De part ses origines bouddhistes, trois familles de techniques avec « armes » sont englobées dans le Goho (techniques dures) sous la dénomination de Kongo Den, Nyoi Den et Dokko Den. Ces objets sont en fait des instruments rituels ou pratiques qui ont toujours accompagnés les moines et qui éventuellement leurs ont servi d’armes pour leur légitime défense.

LES « ARMES »  DU SHORINJI KEMPO

De nos jour, hormis peut être pour le Nyoi, leurs utilisations ne semble plus réaliste pour l’auto défense malgré leur efficacité. Personne ne sort de chez lui avec un bâton de 1,80 à la main pour se rendre à son travail par exemple.
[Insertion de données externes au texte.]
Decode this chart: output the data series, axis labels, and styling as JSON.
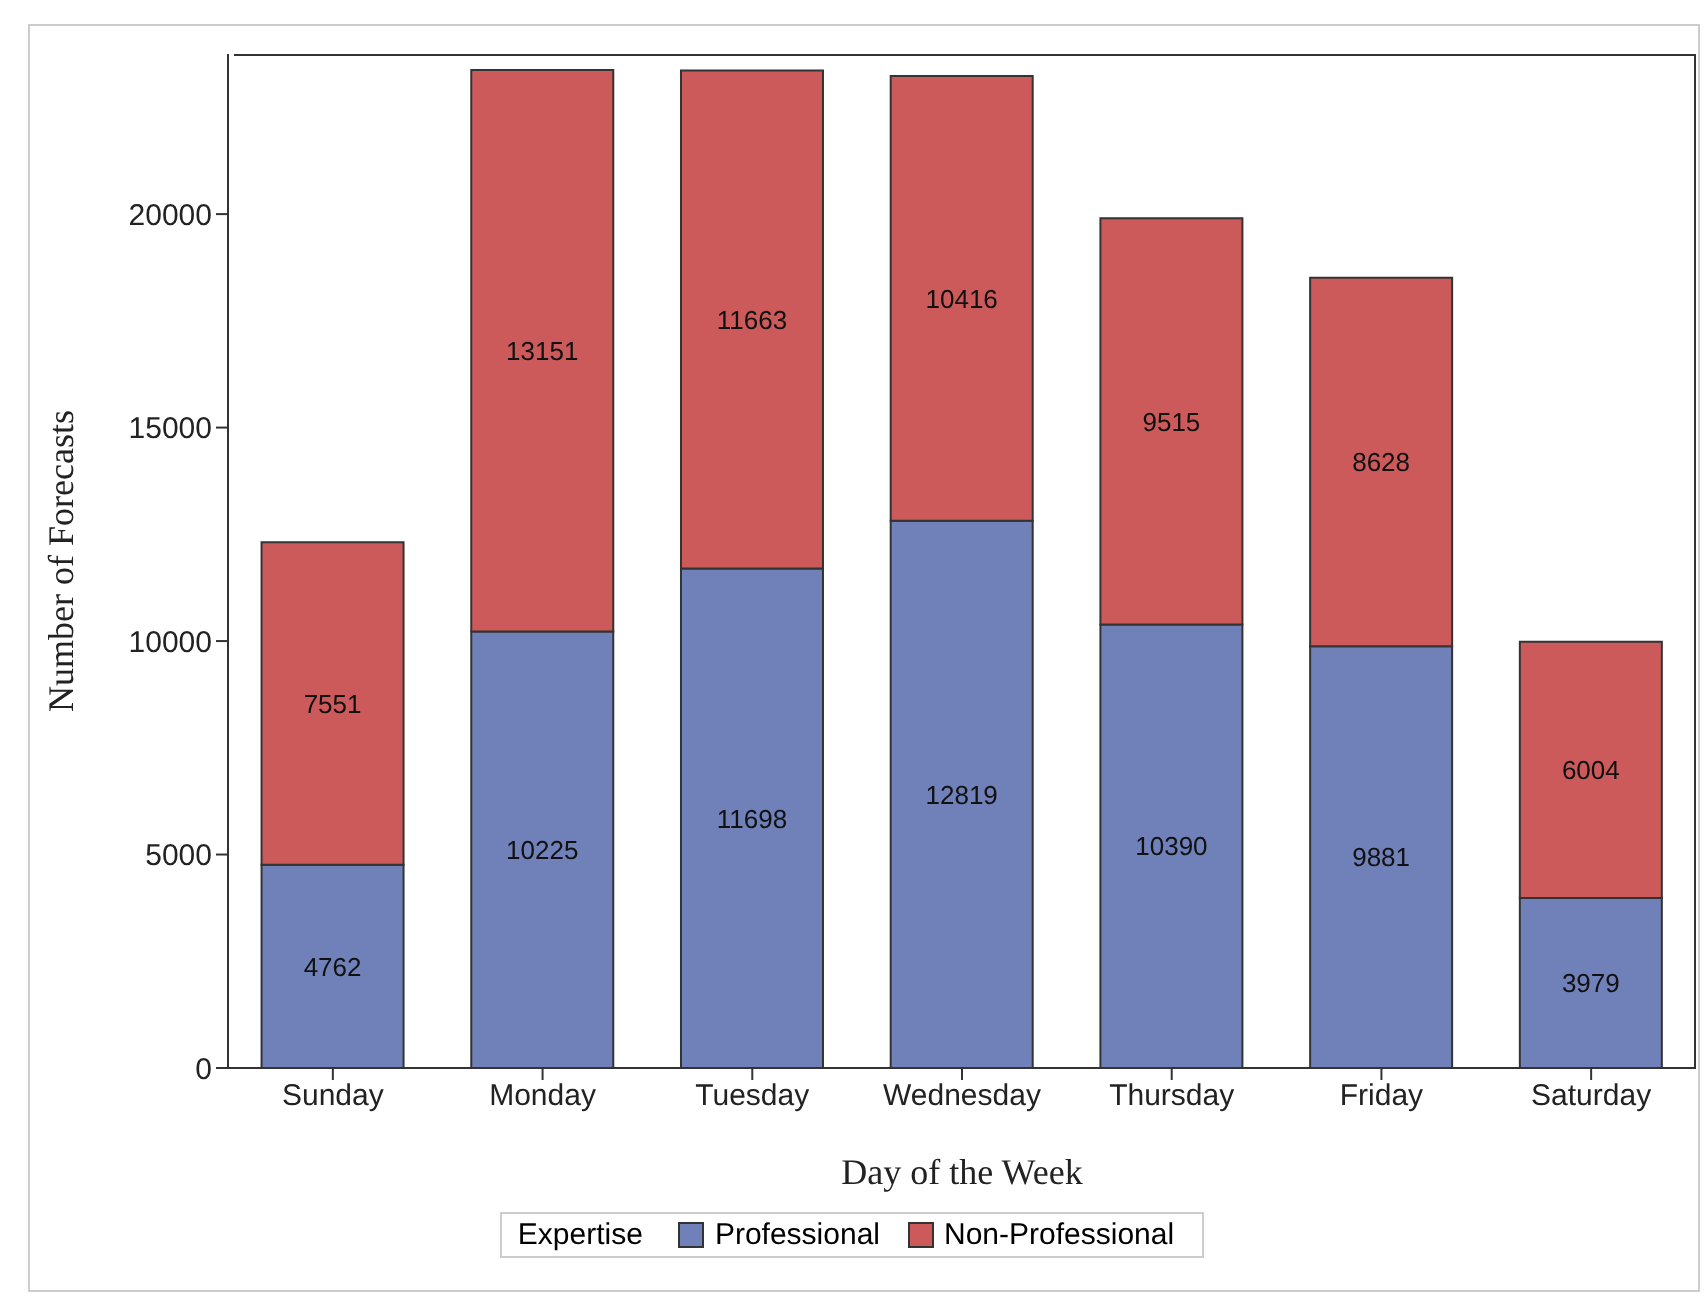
{
  "chart_data": {
    "type": "bar",
    "stacked": true,
    "xlabel": "Day of the Week",
    "ylabel": "Number of Forecasts",
    "legend_title": "Expertise",
    "legend": "bottom",
    "grid": false,
    "data_labels": true,
    "categories": [
      "Sunday",
      "Monday",
      "Tuesday",
      "Wednesday",
      "Thursday",
      "Friday",
      "Saturday"
    ],
    "series": [
      {
        "name": "Professional",
        "color": "#7080b8",
        "values": [
          4762,
          10225,
          11698,
          12819,
          10390,
          9881,
          3979
        ]
      },
      {
        "name": "Non-Professional",
        "color": "#cd5a5a",
        "values": [
          7551,
          13151,
          11663,
          10416,
          9515,
          8628,
          6004
        ]
      }
    ],
    "ylim": [
      0,
      23750
    ],
    "yticks": [
      0,
      5000,
      10000,
      15000,
      20000
    ]
  }
}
C’est peut être une des raisons pour laquelle, ces instruments n’ont pas été inclus dans le programme d’étude du Shorinji Kempo bien que quelques maîtres entretiennent encore vivante la transmission de ce groupe de techniques.

LES « ARMES »  DU SHORINJI KEMPO

Kongo Den (famille de la très grande force, faisant référence aux Kongo Rishiki, les rois Deva ou divinités protectrices dans la mythologie hindo bouddhiste). Technique de combat utilisant le Shakujo et le Kongojo.

Le Shakujo est un bâton en bois dur semblable à un Bô qui possède une extrémité comparable à celle d’une lance, ornée d’anneaux ou de lames appelé Kashira. Son autre extrémité possède un bout métallique (Ishizuki) pour que le bois ne s’abîme pas lors de la marche et qui rend son utilisation plus efficace pour l’auto défense.

Dokko Den: Le Dokko est un instrument rituel bouddhiste encore appelé « dorje » dans le bouddhisme tibétain. A l’origine, il était le symbole du dieu védique Indra et alors assimilé à la foudre. Dans le contexte bouddhique, il serait le symbole de ce qui est inaltérable, du coté indestructible de la vraie réalité. Dans le Shorinji Kempo, il existe des formes dans lesquelles cet instrument est utilisé (Dokko Den Ken)

Nyoi Den: Le Nyoi est un bâton très court (type matraque) en bois souvent torsadé de 45 à 50 centimètres environ. Il peut posséder une dragonne et un ou deux pompons.

A l'entraînement au dojo, on utilise le Shakujo (mais souvent remplacer par un Bô, d'une acquisition plus facile) pendant le Chincon gyo (méditation). Un instructeur passe entre les rangs pour aider les kenshi à redresser leur dos en prenant la référence verticale du Shakujo. Il frappe également à plat et d'un coup sec le sol pour annoncer la fin de l'exercice avant que les élèves ne se relèvent. Le Kongojo est un bâton ou canne de pèlerin de 1,20 m, de section octogonale, appelé communément bâton court.
Le Shorinji Kempo n’accorde aucune signification magique ou ésotérique à ses instruments mais les a simplement inclus en tant qu’héritage des origines de la discipline.